Dixie & Anne Leavitt Family Foundation
- Formation: 2000; 26 years ago
- Founder: Dixie L. Leavitt; Anne Leavitt;
- Legal status: Foundation
- Location: Cedar City, Utah, United States;
- Services: Education, Health, Welfare

= Dixie & Anne Leavitt Family Foundation =

Welfare foundation

Dixie & Anne Leavitt Family Foundation is a Cedar City, Utah-based private foundation that provides funding for education, health, and welfare initiatives. It was established in 2001 by Dixie L. Leavitt and his wife Anne as Type III supporting organization, a tax structure IRS describes as one of its "Dirty Dozen" tax scams.

==History==
The Dixie & Anne Leavitt Family Foundation was formed in August 2000, funded with approximately $9 million in assets, including stock from the Leavitt Group insurance business and water rights. It was organized as a Type III supporting organization, a structure that allowed for significant upfront tax deductions based on the assets' market value. In its initial years, the foundation's charitable distributions were minimal relative to its assets, disbursing $49,000 in 2002 and $52,000 in 2003, representing approximately 0.5% and 0.6% of its trust, respectively. During this period, a substantial portion of the foundation's corpus was invested in or loaned to Leavitt family business ventures, including Leavitt Land and Investment, Inc.

Following public scrutiny in the mid-2000s, the foundation's philanthropic activity increased. In 2005 and 2006, it distributed over $1.2 million to charitable causes. The foundation shifted its focus toward more conventional philanthropy, becoming a major supporter of Southern Utah University (SUU). In 2008, it contributed to the funding for a new business building on campus. In 2015, the foundation pledged $7.5 million to SUU, $5 million for the construction of the Dixie L. Leavitt School of Business and $2.5 million for student scholarships. The Business School was completed in 2017. By the 2020s, the foundation's total contributions to SUU exceeded $12 million.

In 2022, it supported the construction of the Virgin Valley Pioneer Park in downtown Mesquite, Nevada.

==Operations==
As of 2023, the foundation's assets were valued at over $66 million. Its mission focuses on supporting education, health, welfare, religious, and cultural causes. A primary beneficiary is Southern Utah University, where the foundation provides affordable student housing and funds approximately 160 housing scholarships annually. It owns and operates several apartment properties near the SUU campus for this purpose.

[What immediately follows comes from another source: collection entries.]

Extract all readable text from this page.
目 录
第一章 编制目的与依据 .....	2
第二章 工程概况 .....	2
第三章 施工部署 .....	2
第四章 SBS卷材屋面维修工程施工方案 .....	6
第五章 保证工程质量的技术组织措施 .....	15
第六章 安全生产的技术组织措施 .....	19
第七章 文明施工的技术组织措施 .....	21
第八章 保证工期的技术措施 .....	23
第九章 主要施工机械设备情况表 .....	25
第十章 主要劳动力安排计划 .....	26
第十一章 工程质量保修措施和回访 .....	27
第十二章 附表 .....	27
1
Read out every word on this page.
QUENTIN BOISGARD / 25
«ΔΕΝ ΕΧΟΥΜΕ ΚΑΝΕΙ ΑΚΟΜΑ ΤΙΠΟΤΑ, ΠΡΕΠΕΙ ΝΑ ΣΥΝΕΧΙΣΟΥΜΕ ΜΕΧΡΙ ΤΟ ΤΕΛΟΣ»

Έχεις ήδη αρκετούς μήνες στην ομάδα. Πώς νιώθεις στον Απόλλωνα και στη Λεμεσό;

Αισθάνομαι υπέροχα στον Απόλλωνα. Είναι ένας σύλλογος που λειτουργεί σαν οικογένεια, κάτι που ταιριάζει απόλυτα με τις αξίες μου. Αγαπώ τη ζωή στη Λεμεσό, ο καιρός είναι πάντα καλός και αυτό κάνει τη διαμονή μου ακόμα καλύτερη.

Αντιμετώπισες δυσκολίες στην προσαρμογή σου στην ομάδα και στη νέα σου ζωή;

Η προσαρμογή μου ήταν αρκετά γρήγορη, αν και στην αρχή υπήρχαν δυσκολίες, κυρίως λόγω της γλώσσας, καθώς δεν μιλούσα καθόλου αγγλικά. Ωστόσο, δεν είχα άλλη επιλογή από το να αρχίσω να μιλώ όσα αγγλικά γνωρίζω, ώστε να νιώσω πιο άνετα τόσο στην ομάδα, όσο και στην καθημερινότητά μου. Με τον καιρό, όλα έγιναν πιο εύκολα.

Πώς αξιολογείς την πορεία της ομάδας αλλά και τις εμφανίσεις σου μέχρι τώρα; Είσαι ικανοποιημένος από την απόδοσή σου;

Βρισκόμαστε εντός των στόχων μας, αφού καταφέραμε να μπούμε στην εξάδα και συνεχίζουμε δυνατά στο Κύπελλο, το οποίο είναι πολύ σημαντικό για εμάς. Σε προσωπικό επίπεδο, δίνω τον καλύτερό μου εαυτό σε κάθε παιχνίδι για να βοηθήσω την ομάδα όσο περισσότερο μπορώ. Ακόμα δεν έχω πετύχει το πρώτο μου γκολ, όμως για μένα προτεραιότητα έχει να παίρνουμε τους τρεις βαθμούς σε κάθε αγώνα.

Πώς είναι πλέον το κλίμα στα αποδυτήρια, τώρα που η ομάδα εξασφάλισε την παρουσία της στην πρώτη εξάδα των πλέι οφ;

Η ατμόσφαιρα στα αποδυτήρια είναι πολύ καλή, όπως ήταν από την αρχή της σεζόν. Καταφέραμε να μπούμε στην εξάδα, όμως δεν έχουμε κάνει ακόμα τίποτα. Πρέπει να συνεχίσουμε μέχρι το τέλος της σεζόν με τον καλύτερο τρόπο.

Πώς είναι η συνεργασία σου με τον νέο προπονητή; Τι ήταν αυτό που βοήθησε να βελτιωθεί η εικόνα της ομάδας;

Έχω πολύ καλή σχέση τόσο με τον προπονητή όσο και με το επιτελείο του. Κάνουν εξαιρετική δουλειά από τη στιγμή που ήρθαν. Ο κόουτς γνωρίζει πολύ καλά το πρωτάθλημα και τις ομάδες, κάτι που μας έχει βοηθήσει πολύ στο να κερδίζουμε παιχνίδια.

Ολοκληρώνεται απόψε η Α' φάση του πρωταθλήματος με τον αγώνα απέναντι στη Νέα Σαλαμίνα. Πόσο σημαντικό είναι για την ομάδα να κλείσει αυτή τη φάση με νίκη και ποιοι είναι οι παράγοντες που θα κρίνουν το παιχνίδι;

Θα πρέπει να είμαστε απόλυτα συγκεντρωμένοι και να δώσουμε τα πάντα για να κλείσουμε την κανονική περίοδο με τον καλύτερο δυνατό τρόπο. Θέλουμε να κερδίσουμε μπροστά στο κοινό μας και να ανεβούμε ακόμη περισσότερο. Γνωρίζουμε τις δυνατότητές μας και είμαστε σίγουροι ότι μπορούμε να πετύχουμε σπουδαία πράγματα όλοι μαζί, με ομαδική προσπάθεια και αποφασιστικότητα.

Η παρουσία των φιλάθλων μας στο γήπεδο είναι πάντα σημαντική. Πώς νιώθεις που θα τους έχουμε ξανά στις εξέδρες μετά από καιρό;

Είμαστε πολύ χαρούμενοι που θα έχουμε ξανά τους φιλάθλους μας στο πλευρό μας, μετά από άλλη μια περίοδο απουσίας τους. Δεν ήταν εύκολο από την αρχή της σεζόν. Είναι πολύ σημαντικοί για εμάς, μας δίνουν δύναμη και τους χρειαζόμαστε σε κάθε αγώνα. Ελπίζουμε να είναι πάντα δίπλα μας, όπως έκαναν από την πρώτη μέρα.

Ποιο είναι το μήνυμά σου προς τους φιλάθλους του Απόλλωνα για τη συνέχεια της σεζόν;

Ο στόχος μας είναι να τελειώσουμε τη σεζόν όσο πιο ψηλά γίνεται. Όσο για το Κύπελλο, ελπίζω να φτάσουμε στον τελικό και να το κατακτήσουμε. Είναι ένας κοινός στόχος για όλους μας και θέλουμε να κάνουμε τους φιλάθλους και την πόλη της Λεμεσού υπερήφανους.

The foundation also makes grants to other local organizations, including the Neil Simon Festival and The Church of Jesus Christ of Latter-day Saints. The organization is managed by Leavitt family members.

==Controversies==
In 2006, Leavitt Family Foundation became the subject of national media attention regarding its financial practices. Reports highlighted the disparity between the large tax deductions claimed by the family and the low level of charitable giving in the foundation's early years. Scrutiny focused on the foundation's investments in and loans to family-controlled businesses. Mark W. Everson of IRS cited the foundation's structure as an example of a tax avoidance scheme, and watchdog organizations criticized the arrangement. In response, representatives for the Leavitt family stated that the foundation's activities were legal and that charitable disbursements had increased. The publicity contributed to legislative action, and in 2006, the U.S. Congress passed reforms that tightened the regulations for supporting organizations.

The foundation's dealings with Southern Utah University also drew criticism. Beginning in 2003, the foundation funded housing scholarships for SUU students, with the condition that the funds be used for rent at apartment complexes owned by a Leavitt family business. This arrangement resulted in approximately $500,000 of the foundation's tax-deductible donations being paid as rental income to the family's company. While some members of the university foundation's board raised concerns, the program was approved after a legal review confirmed its compliance with formal requirements. The Leavitt family defended the program as a means to address student housing needs. Following media reports on the practice, the direct rent-back arrangement was discontinued.